There are more than a few familiar faces among the non-incumbents who have filed to run in next year’s city council races in Tampa.
Julie Jenkins, Joe Citro, Guido Maniscalco and Susan Long are all back around this cycle after losing their respective bids for office in 2011.
One of the freshest personalities on the scene is University of Tampa student Tyler Barrett, who is running in the District 4 South Tampa race against incumbent Harry Cohen and businessman Kent King.
In an interview conducted last week at the South Howard Avenue Starbucks, Barrett, a 23-year-old double major in history and government and world affairs, said he hadn’t seriously considered a run for office until a month or so before the midterm elections this past fall. But he said he talked to people in the community for a “long, long time,” who felt that their voices aren’t being heard at City Hall and believe a community activist is the best person in the job. “And that’s who I am,” he proudly declares, embracing the term that many Republicans have used as an epithet against our current president, who served for years as a community activist in Chicago in his trajectory to the White House.
He does have political experience, having worked on Nan Rich’s campaign for governor this year, Barack Obama’s effort in 2012, and on Pat Kemp’s run for Hillsborough County Commission this fall.
Barrett lists transportation, the homeless, the environment and public transportation as some of his key issues on the home page of his website, Tyler4Tampa.com. Though he is undoubtedly passionate about those issues, at times his responses come off sometimes more as platitudes than concrete ways to deal with the issues that have been ongoing in the city for years.
For example, here’s his take on the homeless:
“I think homeless people are being pushed to find shelter in abandoned buildings and abandoned houses, and of course with homelessness comes an increased crime rate, and that’s a pattern you see all around the country, not just in Tampa.”
Homelessness, and specifically a proposed ban on panhandling ordinance, was one of the dominant issues of the 2011 municipal election in Tampa. The City Council passed a partial ban on panhandling in 2011, and followed up with two more ordinances in 2013, including one that would allow police officers to arrest someone they see sleeping in public or “storing personal property in public.” But it called for the police to give the homeless the option of going to shelter or jail, after they had been cited three times for aggressive panhandling in downtown, Ybor City and West Tampa.

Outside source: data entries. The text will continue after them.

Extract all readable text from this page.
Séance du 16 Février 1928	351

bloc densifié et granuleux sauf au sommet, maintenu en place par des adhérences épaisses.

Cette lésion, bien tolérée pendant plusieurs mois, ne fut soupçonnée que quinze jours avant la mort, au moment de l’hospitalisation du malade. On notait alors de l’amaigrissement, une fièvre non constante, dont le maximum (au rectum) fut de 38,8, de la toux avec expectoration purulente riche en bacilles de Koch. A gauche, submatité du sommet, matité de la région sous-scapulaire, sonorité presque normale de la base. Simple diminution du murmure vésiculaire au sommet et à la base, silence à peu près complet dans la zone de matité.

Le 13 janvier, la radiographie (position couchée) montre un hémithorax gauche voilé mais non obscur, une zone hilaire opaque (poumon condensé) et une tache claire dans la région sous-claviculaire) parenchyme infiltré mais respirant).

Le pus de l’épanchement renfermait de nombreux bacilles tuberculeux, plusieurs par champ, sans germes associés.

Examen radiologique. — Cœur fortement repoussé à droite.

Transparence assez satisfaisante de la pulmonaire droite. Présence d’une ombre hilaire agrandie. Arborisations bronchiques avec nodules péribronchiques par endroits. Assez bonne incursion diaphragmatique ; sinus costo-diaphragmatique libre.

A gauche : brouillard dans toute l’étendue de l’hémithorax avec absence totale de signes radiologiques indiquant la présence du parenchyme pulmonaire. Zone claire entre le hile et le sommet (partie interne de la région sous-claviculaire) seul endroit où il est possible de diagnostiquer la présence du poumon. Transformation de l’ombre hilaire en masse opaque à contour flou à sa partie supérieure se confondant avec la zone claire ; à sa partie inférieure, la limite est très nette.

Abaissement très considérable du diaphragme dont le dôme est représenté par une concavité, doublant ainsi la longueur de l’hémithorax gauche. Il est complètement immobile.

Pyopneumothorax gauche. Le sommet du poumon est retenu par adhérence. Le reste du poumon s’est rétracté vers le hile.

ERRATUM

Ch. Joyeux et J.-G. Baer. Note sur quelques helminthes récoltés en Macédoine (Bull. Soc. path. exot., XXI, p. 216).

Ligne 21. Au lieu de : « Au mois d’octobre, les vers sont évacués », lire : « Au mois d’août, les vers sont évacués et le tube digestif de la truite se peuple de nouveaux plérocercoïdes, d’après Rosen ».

“I don’t think that’s something that we should put off to our Police Department,” Barrett says, chastising Cohen for supporting the ordinance. “I don’t think that’s beneficial. I think that just adds to the stress of the entire situation.”
Regarding transportation, and specifically a potential tax referendum on the 2016 ballot in Hillsborough County on transit, Barrett admits he’s still coming to speed on the issue, and isn’t ready to commit to answer. But he says that he doesn’t like the idea of promoting mass transit as a vehicle for job creation. “I don’t think that’s necessarily the focus,” he says.”I think we would all like to see something go from Tampa to St. Petersburg, but what we need is something to get us from the airport to downtown Tampa and from downtown to Westshore.” He’s critical of what he says is limited bus service in the city. “I think the first step is getting our community leaders and elected officials on that wave length.”
The Jackson, Mississippi native says he “loves everything about” Tampa, but believes there’s plenty of room for improvement. “We’re not quite there yet,” he says about the city’s shortcomings regarding transit and helping the homeless. But he says that’s less reflective of the people and more on the elected officials. “I mean, we call upon the community for their opinions and we allow people to voice their opinions, but people are still feeling like they’re not being heard.” That’s the sentiment he says he hears from the men and women in District 4 who he’s been speaking to while canvassing neighborhoods.
Having just started up his campaign in October, Barrett’s fundraising totals are relatively meager at the moment (just a few hundred dollars in the war chest), and is being dwarfed by Cohen’s $77,000 in contributions. The other candidate in the race, Kent King, has raised $36,000.
“I think it’s safe to say that the money battle is between Cohen and King for sure,” Barrett acknowledges. Though he says he comes from the grassroots, he also realizes he’ll need money to get his message out. “But our focus is focusing on the voters first and finding out what their needs are and listening to those needs.” That’s what he’s doing a lot of these days: listening to the opinions of people who he encounters while knocking on doors.
I’m not a typical politician, clearly,” he enumerates. “But I’m an honest and genuine person. And I’m reaching out to the community to hear what their needs are. That’s my primary concern and that’s where my focus is right now.”
The primary election is on March 3, 2015.